Young People More Engaged, More Uncertain; Debates More Important to Young Voters

Source Organization: Pew Research Center


09/30/2004 - Like other Americans, young people express much more interest in politics and voting than they did at this stage in the election four years ago. But people under age 30 continue to lag behind their elders in political interest and voting intention. Young voters also have been far less consistent in their candidate support, seesawing in recent weeks between John Kerry and George Bush.

In September polls conducted by the Pew Research Center, 57% of those under age 30 say they are giving a lot of thought to the upcoming election. That compares with just 41% of young people who said they were thinking a lot about the election at this stage four years ago, and 44% in 1996. Older people, those age 30 and older, continue to express more interest in the election ­ more than seven-in-ten in each older age group say they are giving a great deal of thought to the election.

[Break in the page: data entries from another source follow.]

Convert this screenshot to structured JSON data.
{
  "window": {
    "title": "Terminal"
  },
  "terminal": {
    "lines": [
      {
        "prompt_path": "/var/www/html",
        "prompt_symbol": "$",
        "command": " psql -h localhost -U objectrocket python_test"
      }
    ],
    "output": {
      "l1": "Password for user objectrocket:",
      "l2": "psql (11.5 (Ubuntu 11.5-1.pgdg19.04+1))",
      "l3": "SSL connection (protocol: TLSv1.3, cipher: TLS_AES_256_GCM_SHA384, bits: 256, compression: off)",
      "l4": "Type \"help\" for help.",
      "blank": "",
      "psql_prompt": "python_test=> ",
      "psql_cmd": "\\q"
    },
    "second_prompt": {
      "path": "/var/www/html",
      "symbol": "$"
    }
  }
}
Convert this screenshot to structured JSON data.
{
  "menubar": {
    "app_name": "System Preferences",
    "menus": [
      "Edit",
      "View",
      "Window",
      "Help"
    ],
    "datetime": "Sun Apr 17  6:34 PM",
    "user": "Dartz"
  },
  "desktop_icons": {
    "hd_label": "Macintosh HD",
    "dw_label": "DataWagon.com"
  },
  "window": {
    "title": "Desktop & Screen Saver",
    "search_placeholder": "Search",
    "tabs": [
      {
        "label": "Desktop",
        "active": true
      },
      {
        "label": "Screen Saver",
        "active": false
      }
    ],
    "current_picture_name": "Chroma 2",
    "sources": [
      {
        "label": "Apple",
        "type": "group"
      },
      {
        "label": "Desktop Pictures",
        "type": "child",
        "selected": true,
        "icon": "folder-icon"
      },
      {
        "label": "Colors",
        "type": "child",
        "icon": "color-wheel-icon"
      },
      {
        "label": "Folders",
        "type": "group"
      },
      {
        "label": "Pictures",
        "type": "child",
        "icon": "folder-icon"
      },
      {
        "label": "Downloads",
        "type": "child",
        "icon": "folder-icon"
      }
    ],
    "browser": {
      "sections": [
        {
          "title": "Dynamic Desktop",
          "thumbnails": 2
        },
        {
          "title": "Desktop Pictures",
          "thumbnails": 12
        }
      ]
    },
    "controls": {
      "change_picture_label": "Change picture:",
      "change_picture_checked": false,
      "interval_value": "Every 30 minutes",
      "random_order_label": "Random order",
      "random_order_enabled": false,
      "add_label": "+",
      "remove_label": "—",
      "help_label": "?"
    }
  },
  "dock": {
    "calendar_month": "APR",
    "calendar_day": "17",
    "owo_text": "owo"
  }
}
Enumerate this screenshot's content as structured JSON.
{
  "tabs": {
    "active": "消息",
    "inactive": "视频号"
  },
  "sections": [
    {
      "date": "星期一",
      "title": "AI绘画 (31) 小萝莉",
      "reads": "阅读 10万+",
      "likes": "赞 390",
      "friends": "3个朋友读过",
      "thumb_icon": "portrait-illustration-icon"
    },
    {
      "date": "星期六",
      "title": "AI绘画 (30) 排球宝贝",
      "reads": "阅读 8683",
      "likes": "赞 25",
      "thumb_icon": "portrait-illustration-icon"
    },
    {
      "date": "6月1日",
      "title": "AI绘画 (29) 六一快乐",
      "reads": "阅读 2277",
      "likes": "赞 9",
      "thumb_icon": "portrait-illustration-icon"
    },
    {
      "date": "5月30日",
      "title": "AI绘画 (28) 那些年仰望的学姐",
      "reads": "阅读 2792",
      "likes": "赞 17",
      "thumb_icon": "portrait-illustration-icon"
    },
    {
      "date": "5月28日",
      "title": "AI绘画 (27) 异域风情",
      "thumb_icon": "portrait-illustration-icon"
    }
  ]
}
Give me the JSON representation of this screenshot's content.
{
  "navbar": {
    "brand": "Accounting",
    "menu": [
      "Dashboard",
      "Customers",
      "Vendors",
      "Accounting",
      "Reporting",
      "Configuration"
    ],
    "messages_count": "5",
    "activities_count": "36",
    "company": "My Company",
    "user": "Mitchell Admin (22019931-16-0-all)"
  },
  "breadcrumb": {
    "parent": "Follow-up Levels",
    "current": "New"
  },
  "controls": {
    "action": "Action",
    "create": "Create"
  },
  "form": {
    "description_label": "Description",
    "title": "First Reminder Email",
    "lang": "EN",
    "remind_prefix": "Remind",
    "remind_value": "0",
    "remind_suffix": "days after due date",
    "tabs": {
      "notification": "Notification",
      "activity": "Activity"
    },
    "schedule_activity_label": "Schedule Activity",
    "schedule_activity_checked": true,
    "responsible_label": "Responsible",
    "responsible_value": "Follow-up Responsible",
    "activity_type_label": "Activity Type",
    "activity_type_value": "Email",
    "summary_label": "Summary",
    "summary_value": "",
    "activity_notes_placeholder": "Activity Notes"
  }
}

There also has been an across-the-board increase in interest in election news compared with four years ago, with the percentage of young people following this news very closely nearly tripling (from 10% to 27%). Even so, significantly fewer Americans under age 30 than older people track campaign news very closely.

The percentage of young people who say they are registered to vote also has increased significantly since 2000 ­ from 47% to 58%. The number who are registered is at the 1992 level (60%). And the number of young registered voters who say they plan to vote in November has reached 85%, up from 67% four years ago.